Survey and Tutorial of Reinforcement Learning Methods in Process Systems Engineering
Maximilian Bloor, Max Mowbray, Ehecatl Antonio Del Rio Chanona, Calvin Tsay
TL;DR
The paper addresses the challenge of applying reinforcement learning to Process Systems Engineering by providing a tutorial-style synthesis of methods (model-free, model-based, constrained, offline, distributional, and goal-conditioned) and surveying PSE applications across batch control, regulation, scheduling, and supply chains. It formalizes RL within the MDP/POMDP framework, discusses exact DP limits, and then details a spectrum of RL techniques (from bandits to actor-critic, with emphasis on practicality for high-dimensional, safety-critical industrial settings). Key contributions include clarifying how to integrate RL with control theory (e.g., MPC, CMDP, barrier functions), highlighting sample efficiency and safety as central concerns, and illustrating successful or promising applications in batch processes, regulatory control, and supply chain management. The paper thus guides researchers and practitioners toward data-efficient, safe, and domain-informed RL deployments in PSE, and outlines future directions such as offline RL, model-based planning, distributional risk-aware objectives, and goal-conditioned policies to handle multi-setpoint operations.
Abstract
Sequential decision making under uncertainty is central to many Process Systems Engineering (PSE) challenges, where traditional methods often face limitations related to controlling and optimizing complex and stochastic systems.

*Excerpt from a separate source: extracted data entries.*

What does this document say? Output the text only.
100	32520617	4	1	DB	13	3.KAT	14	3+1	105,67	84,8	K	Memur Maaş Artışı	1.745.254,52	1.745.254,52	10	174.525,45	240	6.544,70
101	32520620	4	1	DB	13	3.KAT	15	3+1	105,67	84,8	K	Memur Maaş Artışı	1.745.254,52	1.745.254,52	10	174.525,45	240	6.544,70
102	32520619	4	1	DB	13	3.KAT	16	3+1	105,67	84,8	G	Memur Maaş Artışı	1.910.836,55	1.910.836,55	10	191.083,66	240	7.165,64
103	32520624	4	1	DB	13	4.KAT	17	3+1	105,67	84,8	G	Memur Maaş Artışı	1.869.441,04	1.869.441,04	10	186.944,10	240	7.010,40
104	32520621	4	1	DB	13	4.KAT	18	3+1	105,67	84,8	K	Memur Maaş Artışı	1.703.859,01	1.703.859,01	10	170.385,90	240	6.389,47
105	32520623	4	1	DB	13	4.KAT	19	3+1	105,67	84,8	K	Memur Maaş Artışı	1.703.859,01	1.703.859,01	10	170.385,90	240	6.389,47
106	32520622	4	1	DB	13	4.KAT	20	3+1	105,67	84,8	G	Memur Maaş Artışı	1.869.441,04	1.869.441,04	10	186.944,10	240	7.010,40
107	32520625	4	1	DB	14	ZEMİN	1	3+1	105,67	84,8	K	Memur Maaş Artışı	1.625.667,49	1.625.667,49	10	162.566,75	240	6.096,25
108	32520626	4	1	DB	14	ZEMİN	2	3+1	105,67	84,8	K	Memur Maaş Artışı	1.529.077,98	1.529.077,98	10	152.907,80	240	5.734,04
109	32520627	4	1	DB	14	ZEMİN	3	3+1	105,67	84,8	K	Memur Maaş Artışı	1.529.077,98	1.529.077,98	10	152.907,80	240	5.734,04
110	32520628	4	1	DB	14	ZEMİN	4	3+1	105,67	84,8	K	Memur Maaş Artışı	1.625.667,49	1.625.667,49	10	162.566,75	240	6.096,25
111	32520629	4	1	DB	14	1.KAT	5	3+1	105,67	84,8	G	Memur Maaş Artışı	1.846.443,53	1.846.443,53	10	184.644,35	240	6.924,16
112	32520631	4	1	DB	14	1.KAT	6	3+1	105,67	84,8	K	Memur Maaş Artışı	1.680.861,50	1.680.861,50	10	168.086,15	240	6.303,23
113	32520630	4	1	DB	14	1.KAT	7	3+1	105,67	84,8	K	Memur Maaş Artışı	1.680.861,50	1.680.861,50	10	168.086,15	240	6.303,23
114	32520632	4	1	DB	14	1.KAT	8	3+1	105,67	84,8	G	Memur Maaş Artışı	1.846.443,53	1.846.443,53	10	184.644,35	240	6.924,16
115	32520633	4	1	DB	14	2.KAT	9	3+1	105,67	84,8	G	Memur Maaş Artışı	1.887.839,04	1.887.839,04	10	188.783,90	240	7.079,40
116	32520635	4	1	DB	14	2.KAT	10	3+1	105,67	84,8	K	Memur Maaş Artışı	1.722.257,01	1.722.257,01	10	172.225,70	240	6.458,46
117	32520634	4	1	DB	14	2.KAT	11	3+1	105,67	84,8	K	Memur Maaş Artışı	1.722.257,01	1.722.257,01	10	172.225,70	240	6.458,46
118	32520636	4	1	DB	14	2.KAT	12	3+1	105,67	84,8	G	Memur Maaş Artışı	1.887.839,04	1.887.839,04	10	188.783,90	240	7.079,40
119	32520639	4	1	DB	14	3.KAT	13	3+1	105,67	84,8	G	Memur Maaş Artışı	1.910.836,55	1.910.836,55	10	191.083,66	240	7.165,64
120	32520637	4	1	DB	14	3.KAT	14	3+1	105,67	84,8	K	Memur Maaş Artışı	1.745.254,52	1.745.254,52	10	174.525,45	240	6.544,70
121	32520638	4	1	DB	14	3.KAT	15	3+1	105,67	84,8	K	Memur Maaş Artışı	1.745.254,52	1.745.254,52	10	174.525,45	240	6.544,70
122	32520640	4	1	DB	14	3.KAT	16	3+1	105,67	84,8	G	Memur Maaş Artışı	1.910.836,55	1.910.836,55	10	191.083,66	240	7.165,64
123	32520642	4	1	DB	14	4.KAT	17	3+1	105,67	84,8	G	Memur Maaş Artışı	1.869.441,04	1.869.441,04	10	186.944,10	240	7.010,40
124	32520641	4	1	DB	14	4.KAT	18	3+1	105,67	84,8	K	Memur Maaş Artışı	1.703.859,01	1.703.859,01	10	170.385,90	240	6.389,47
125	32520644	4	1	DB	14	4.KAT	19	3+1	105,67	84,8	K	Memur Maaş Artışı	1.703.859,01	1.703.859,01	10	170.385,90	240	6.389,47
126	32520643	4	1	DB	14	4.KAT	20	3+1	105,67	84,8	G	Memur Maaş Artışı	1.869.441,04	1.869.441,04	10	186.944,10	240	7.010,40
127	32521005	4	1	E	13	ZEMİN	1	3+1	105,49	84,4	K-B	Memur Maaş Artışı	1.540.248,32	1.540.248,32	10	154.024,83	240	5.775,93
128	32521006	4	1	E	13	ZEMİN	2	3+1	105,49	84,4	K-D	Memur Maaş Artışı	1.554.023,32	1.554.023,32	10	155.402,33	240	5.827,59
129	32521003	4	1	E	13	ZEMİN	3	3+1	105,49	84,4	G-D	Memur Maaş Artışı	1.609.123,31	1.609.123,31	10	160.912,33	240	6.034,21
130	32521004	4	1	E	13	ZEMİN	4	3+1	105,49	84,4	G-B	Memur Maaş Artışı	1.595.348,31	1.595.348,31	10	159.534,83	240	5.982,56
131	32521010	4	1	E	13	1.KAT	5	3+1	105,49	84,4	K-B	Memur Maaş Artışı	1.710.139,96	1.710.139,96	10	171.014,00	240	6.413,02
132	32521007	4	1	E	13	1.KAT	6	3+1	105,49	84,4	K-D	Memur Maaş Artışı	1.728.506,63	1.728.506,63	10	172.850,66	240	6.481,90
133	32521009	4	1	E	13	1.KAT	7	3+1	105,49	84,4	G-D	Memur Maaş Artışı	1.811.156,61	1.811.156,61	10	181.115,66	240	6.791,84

Reinforcement Learning (RL) offers a data-driven approach to derive control policies for such challenges. This paper presents a survey and tutorial on RL methods, tailored for the PSE community. We deliver a tutorial on RL, covering fundamental concepts and key algorithmic families including value-based, policy-based and actor-critic methods. Subsequently, we survey existing applications of these RL techniques across various PSE domains, such as in fed-batch and continuous process control, process optimization, and supply chains. We conclude with PSE focused discussion of specialized techniques and emerging directions. By synthesizing the current state of RL algorithm development and implications for PSE this work identifies successes, challenges, trends, and outlines avenues for future research at the interface of these fields.